Tout un temps passa sans qu'il ne se passe rien mais Egel n'osait pas relâcher sa garde, ce serait à ce moment là que ses ennemis feraient surface. Le plus patient d'entre eux l'emporterai. A ses pieds, Vladimir se mit à ronfler.
Le prince hésita à s'éloigner un peu pour voir si la menace était réelle, mais il craignait qu'alors on les attaquât séparément. Il fit un petit tour en gardant de vue son compagnon et il soupira en repensant au choix des groupes. Ils avaient pris parti de faire des groupes plus ou moins équitables, mais ils avaient considéré que lui savait se battre. Erreur. Il savait tirer à l'arc – même plutôt bien – mais il ne savait pas se battre. Vladimir non plus.
Il était d'ailleurs du genre inverse, soigneur jusqu'au bout des ongles : Egel le suspectait de ne blesser personne même si sa propre intégrité était en jeu. Il poussa un nouveau soupir et regarda vers le ciel. La luminosité augmentait et ils pourraient bientôt repartir. Il revint près de Vladimir et le secoua comme un prunier pour le réveiller. Celui-ci poussa un grognement puis eut un petit sourire ironique en voyant que le prince avait toujours son arc en main.
— Alors, tu m'as sauvé la vie d'une horde de Salvyries qui nous ont attaqués ?
— Ne rigole pas trop, elles n'ont peut-être pas osé approcher justement parce que j'étais menaçant...
Le soigneur éclata d'un rire franc. Correction faite, songea le prince, Vladimir ne faisait pas de mal physique, mais il était très blessant.
— Bon, marmonna-t-il. Prends tes affaires, on y va.
— On va où ?
Encore une fois, il ne voulait pas mal faire mais c'était un sujet sensible qui déclencha un serrement de cœur chez Egel. C'était une bonne question. Ils ne savaient pas où ils allaient, et c'était limite s'ils savaient ce qu'ils cherchaient... Mais c'était ainsi et il était trop tard pour faire demi-tour.
Ils déjeunèrent d'un pain qu'ils avaient acheté à Purba, déjà rendu sec par le voyage ainsi que de quelques baies trouvées sur les buissons à leur portée. Vladimir avait assuré qu'elles étaient comestibles. Si Egel avait d'abord été septique à se sujet, une fois qu'il y eût goûté, il finit par en manger un nombre irraisonnable.
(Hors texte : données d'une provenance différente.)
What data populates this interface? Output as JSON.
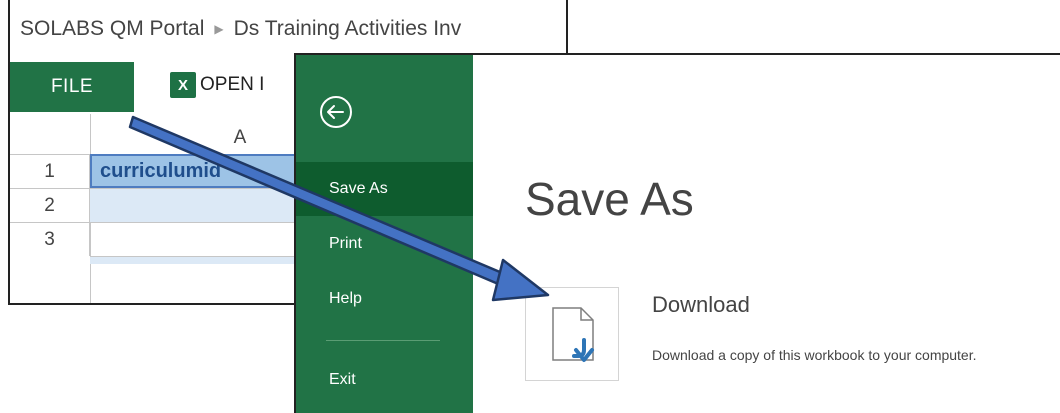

Ils empaquetèrent ensuite leurs affaires pour repartir à l'assaut de cette forêt hostile. Ils marchèrent en discutant de la pluie et du beau temps, comme s'ils avaient décidé d'un commun accord de ne pas aborder le sujet chatouilleux de leur présence à cet endroit.
Ils s'enfonçaient comme ils pouvaient vers ce qu'ils supposaient être le centre des bois, où en toute logique ils trouveraient les villages des Salvyries. Le curieux sentiment de peur que le prince avait éprouvé au matin ne l'avait pas lâché depuis le temps et il se baladait toujours avec son arc, chose pour laquelle Vladimir n'arrêtait pas de se moquer.
Après environ une heure de marche, un bruit retentit un peu derrière eux, sur leur droite et les cheveux d'Egel se hérissèrent sur sa nuque. Il se retourna avec précipitation, tenta d'encocher une flèche qui tomba au sol avant d'enfin réussir. Heureusement leurs ennemis n'étaient pas très réactifs sinon ils seraient morts. Il se tut et écouta les bruits. Les seules respirations qu'il percevait était la sienne, calme, comme toujours quand il s'apprêtait à tirer, et celle de Vladimir, qui était saccadée. Il lui jeta un coup d'œil pour voir s'il tout allait bien ou s'il avait vu quelque chose et la vision qui s'offrit à lui le déstabilisa.
Le soigneur n'avait pas le souffle coupé par la peur mais bien par le rire et quand Egel se fut retourné, il avait explosé et se tapait maintenant la cuisse comme une forcené. Il n'arrivait pas à s'en remettre et repartait en éclat dès qu'on le pensait calmé.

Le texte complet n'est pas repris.